The second reason is that you think that the attacks work but that the public (as opposed to the cryptographic community) would react differently to the news that there was an actual collision to the news that there was an actual collision. This could either be because they haven't correctly marked Wang's papers to market or because they would overreact to the news of an actual collision. This doesn't seem right to me. In fact, I suspect that most people who have heard that SHA-1 is broken (and there aren't that many of those) don't even know that no actual collision has been published.

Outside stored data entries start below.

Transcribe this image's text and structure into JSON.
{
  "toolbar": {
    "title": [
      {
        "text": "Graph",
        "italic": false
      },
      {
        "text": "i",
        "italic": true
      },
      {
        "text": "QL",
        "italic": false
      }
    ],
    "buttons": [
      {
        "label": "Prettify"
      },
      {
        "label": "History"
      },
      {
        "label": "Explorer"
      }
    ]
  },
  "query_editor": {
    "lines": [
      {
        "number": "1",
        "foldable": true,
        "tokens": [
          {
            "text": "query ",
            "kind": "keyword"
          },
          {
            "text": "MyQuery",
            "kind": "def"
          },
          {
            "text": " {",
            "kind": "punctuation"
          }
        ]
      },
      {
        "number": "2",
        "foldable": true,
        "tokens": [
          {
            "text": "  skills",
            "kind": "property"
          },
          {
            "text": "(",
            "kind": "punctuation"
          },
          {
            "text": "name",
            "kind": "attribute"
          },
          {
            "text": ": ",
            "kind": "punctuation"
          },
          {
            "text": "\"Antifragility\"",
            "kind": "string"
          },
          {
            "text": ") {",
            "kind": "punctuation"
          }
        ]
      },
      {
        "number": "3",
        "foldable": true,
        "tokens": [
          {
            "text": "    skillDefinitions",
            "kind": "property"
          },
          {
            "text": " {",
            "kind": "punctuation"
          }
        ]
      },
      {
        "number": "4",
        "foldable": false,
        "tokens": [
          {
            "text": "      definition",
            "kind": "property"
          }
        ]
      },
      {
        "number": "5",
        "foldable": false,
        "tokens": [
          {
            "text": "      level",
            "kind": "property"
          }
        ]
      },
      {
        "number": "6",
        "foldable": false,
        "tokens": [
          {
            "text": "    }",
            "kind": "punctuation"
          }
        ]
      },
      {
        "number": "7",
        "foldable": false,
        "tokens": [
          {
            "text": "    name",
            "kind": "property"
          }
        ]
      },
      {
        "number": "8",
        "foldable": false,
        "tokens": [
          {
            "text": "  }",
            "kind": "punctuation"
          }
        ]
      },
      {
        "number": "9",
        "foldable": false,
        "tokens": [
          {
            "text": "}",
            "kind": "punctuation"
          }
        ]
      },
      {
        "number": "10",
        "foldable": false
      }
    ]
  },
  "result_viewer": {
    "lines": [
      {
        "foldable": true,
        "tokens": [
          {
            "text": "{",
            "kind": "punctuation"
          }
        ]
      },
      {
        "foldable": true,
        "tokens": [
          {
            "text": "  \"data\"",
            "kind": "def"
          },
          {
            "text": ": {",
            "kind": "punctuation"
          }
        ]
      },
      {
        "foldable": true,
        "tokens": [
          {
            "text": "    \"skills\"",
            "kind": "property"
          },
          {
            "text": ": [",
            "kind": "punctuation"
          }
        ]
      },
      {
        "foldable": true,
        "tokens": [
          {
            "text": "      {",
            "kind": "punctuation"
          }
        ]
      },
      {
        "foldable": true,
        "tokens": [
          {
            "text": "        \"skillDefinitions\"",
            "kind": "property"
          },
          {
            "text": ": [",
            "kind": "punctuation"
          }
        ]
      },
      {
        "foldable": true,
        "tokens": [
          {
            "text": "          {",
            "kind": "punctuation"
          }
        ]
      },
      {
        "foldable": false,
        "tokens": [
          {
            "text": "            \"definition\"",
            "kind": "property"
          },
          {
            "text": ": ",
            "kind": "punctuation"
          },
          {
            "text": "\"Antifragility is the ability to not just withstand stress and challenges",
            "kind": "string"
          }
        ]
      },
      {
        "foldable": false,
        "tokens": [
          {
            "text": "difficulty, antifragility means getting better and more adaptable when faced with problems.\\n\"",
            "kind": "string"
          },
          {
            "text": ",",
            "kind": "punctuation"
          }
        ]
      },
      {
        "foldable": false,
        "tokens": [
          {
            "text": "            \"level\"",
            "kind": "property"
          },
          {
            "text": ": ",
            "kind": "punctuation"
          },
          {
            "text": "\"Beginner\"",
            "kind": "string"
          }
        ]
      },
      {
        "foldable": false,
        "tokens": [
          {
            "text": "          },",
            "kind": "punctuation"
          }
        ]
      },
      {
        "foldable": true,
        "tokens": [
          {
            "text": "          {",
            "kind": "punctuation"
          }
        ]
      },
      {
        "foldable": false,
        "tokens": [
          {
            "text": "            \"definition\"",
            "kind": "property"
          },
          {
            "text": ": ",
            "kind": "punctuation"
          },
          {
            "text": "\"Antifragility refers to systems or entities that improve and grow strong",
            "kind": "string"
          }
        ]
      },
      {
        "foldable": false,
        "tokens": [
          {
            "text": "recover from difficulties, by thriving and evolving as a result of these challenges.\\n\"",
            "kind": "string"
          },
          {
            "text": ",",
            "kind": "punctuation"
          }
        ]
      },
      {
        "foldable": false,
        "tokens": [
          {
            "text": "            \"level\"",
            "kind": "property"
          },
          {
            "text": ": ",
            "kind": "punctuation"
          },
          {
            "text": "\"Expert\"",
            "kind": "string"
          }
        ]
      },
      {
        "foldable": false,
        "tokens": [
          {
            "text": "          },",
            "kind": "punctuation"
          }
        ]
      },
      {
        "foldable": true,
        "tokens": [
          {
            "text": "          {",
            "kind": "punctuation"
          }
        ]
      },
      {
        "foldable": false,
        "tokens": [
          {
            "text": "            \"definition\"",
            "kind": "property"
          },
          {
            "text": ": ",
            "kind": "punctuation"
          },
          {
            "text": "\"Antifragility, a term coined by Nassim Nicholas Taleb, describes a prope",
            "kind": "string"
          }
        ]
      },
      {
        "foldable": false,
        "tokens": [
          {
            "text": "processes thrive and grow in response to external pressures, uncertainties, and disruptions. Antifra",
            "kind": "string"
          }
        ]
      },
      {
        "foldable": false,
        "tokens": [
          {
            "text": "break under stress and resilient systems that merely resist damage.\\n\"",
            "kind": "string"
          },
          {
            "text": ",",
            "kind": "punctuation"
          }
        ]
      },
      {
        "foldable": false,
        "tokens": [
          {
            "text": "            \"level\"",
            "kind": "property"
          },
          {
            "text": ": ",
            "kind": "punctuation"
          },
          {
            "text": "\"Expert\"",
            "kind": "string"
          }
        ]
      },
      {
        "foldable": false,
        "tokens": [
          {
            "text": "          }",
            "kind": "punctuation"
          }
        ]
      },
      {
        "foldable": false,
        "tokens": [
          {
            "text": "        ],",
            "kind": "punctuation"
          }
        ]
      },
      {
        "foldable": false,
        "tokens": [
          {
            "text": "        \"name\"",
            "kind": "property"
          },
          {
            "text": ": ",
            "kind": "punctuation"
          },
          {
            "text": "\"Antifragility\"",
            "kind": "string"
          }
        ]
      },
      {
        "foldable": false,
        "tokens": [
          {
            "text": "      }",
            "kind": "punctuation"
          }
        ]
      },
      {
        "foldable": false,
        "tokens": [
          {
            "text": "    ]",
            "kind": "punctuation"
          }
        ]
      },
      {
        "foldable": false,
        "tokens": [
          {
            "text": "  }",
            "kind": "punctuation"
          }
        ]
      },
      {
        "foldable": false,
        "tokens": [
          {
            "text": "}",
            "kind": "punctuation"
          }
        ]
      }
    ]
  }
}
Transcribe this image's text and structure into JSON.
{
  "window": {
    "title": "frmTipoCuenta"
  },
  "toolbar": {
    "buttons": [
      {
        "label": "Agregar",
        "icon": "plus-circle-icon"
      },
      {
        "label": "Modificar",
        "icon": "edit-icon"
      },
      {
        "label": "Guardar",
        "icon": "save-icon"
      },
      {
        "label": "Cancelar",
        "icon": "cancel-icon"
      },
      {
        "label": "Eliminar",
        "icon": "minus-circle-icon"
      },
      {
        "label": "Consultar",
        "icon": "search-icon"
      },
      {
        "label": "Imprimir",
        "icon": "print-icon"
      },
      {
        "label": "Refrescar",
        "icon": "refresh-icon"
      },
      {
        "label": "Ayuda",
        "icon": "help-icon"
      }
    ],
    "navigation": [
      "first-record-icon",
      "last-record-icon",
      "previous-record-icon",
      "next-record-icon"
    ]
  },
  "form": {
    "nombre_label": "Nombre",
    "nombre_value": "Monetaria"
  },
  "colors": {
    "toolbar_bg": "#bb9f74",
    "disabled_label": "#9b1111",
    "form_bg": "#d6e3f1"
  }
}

The final concern is the impact of a single collision. As has been observed by Daum and Lucks, you can exploit a single collision to generate an arbitrary number of pairs of documents with the same message digest but that display differently. As I've noted before, I don't think that this is a very significant attack (though Georg Illies presented an interesting paper yesterday showing how to exploit this for some fairly primitive file formats). Most of the good attacks using collisions (e.g., to forge a certificate) require the ability to generate collisions in at least semi-real-time, rather than starting from a single fixed pair.
Bottom line: I expect to see a published collision in SHA-1 in the next few years. I doubt that it will cause widespread panic. If anything, it might make people feel better to get a feel for how much effort it took. All this assumes, of course, that no new analytic attack is published; and so the level of effort stays around 2^64 and the only difference is that a lot of computing power is applied to the problem. If the analytic attacks improve significantly, all bets are off.

"In fact, I suspect that most people who have heard that SHA-1 is broken (and there aren't that many of those) don't even know that no actual collision has been published."
Lump me into this category. I had read that SHA-1 was broken, probably on this blog, but had not internalized the fact that no actual collision has been published. But then again, I only follow security matters from afar.